Sementara pada kultur lingkungan kerja yang bercirikan individualism akan berdampak adanya komunikasi rendah, hubungan antara karyawan hanya
berdasarkan keuntungan pribadi, dan manajemen yang berlaku adalah invidualistis.
Pada kultur lingkungan kerja yang bercirikan femininity derajat hubungan kecerdasan emosional karyawan dengan kualitas pelayanan
karyawan diduga akan lebih tinggi dibandingkan pada masculinity. Hal ini disebabkan pada kultur lingkungan kerja yang bercirikan femininity terdapat
hubungan yang hangat, cara menyelesaikan masalah dengan berunding, dan manajer menggunakan perasaan serta kesepakatan bersama. Pada kultur
demikian terdapat kesempatan untuk saling menolong dan bekerja sama sebab keputusan diambil bukan didasarkan pada manajer saja tetapi
berdasarkan keputusan bersama. Pada kultur lingkungan kerja yang bercirikan masculinity akan berdampak adanya pengambilan keputusan
hanya terletak pada manajer, cara mengatasi konflik dengan mengeluarkan karyawan, dan terjadinya persaingan antar karyawan.

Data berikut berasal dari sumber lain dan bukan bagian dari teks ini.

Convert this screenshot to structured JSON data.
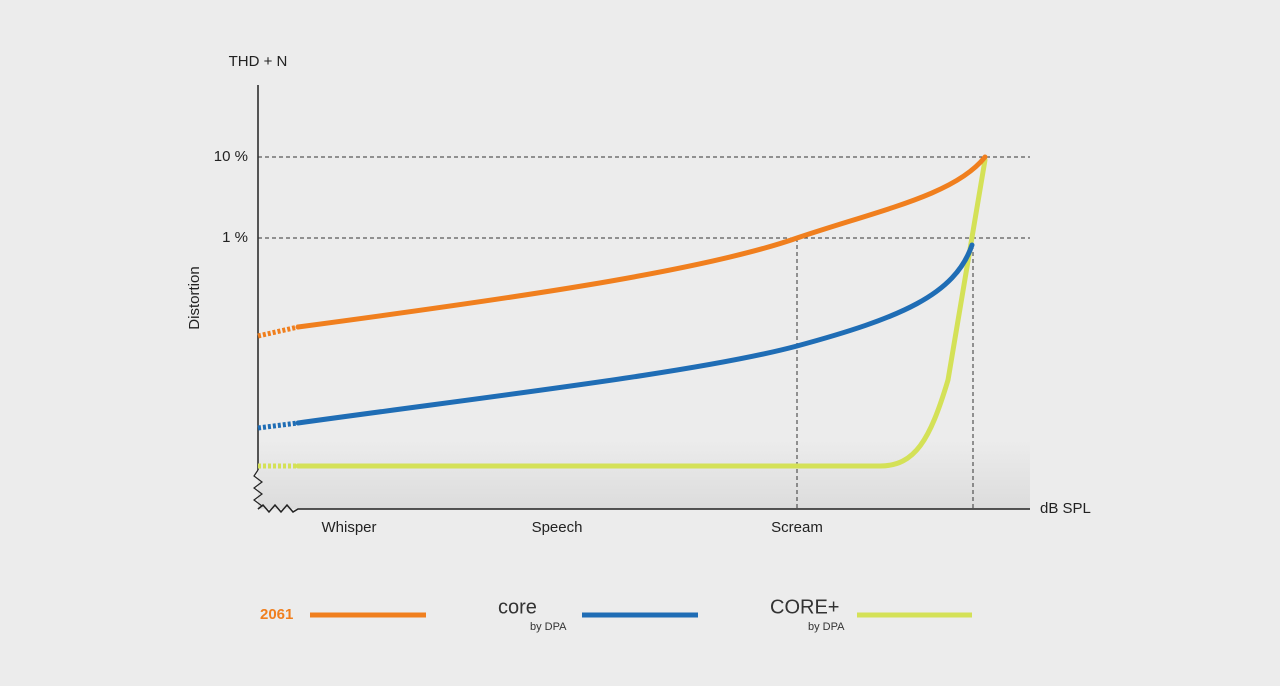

Pada kultur lingkungan kerja yang bercirikan uncertainty avoidance yang lemah derajat hubungan kecerdasan emosional karyawan dengan
kualitas pelayanan karyawan diduga akan lebih tinggi dibandingkan pada PLAGIAT MERUPAKAN TINDAKAN TIDAK TERPUJI
uncertainty avoidance yang kuat. Pada kultur lingkungan kerja yang
bercirikan uncertainty avoidance yang lemah terdapat orientasi dalam bekerja, adanya motivasi terhadap hasil dan penghargaan dan ketelitian
merupakan hal yang perlu dipelajari. Pada kultur demikian semangat kerja karyawan meningkat dan ketika bekerja karyawan merasa tidak ada waktu
untuk menganggur sebab semua waktunya didedikasikan untuk bekerja, dan adanya semangat belajar untuk mencapai hasil yang sempurna. Pada kultur
lingkungan kerja bercirikan uncertainty avoidance yang kuat akan berdampak adanya penyerangan yang sering terjadi diantara karyawan tidak
membuang-buang waktu dan terburu-buru dalam bekerja, dan tidak ada kemauan untuk belajar karena merasa sudah ahli di bidangnya.

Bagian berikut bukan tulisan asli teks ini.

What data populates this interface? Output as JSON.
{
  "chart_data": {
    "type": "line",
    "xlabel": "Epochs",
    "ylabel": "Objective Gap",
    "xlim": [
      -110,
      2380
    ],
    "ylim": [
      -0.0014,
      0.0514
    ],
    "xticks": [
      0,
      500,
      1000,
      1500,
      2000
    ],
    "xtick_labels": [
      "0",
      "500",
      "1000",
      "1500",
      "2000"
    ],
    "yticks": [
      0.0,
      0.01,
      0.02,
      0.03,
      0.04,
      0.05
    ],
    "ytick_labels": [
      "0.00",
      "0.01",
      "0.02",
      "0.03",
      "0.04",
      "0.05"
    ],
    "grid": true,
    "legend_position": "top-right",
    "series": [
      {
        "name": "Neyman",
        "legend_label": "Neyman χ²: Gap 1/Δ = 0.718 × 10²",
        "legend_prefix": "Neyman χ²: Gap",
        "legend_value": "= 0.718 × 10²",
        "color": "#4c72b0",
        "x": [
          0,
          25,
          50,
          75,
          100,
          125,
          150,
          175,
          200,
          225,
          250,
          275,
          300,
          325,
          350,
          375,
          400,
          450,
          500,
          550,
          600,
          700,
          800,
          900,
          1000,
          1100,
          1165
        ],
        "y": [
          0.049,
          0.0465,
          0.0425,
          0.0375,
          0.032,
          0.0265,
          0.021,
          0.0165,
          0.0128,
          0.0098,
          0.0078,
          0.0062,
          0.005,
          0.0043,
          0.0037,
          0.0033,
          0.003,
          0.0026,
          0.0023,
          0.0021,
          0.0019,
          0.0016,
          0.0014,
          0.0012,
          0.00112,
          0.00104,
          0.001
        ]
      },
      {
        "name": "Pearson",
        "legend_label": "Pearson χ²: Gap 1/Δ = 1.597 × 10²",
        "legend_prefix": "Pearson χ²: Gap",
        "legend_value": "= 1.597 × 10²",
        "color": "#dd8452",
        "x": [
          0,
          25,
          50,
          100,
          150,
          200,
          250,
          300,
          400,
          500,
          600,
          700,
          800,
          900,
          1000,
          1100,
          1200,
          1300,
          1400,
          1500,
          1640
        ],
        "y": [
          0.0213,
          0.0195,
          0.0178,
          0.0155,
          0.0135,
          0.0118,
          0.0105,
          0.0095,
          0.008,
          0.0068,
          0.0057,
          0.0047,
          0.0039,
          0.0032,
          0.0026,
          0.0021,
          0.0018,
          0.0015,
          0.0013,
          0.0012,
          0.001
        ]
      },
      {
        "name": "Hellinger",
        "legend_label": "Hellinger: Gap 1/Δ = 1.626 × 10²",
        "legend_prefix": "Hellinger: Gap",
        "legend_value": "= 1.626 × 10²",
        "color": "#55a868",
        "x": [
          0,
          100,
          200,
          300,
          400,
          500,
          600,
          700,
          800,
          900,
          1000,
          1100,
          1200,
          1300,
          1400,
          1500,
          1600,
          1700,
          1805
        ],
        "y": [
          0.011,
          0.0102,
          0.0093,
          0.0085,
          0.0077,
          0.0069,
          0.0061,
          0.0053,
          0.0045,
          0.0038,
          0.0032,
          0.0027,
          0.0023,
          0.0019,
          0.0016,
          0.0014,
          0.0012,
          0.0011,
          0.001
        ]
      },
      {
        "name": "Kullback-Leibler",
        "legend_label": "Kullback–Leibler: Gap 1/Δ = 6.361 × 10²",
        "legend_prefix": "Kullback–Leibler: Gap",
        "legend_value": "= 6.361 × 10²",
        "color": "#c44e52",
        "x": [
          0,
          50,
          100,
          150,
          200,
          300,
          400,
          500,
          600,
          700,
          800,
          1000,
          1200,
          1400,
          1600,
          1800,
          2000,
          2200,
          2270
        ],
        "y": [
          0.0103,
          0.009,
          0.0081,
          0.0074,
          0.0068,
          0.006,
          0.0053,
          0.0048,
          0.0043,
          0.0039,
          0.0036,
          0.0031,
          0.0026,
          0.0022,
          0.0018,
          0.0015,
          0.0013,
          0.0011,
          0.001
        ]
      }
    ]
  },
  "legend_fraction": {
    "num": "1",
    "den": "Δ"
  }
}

2. Pengaruh locus of control pada hubungan antara kecerdasan emosional dengan kualitas pelayanan karyawan.
Derajat hubungan kecerdasan emosional karyawan dengan kualitas pelayanan karyawan diduga kuat berbeda pada locus of control yang
berbeda. Pada locus of control internal derajat hubungan kecerdasan emosional karyawan dengan kualitas pelayanan karyawan lebih tinggi
dibandingkan karyawan yang mempunyai keyakinan locus of control eksternal. Locus of control ialah keyakinan seseorang tentang faktor-faktor
yang mengatur kejadian-kejadian dalam hidupnya, yang dapat dikontrol locus of control internal dan yang di luar kontrol dirinya locus of control
eksternal, serta sejauh mana orang tersebut merasakan adanya hubungan antara usaha-usaha yang telah dilakukan dengan akibat-akibatnya. Seorang
karyawan yang mempunyai kecenderungan locus of control internal tidak mudah terpengaruh, aktif, mempunyai rasa percaya diri, dan mempunyai
motif berprestasi yang tinggi sehingga kualitas pelayanan yang diberikan juga baik. Pada locus of control demikian muncul semangat karyawan dan
rasa percaya diri untuk bekerja sehingga berdampak pada kemudahan dan kecepatan karyawan dalam bekerja. Pada locus of control eksternal,
karyawan berkeyakinan bahwa kegagalan dan keberhasilan dipengaruhi oleh faktor di luar dirinya, sehingga berdampak pada sikap mudah menyerah,
kecemasan tinggi, merasa tidak berdaya, rasa percaya diri yang rendah, dan penyesuaian diri yang kurang baik.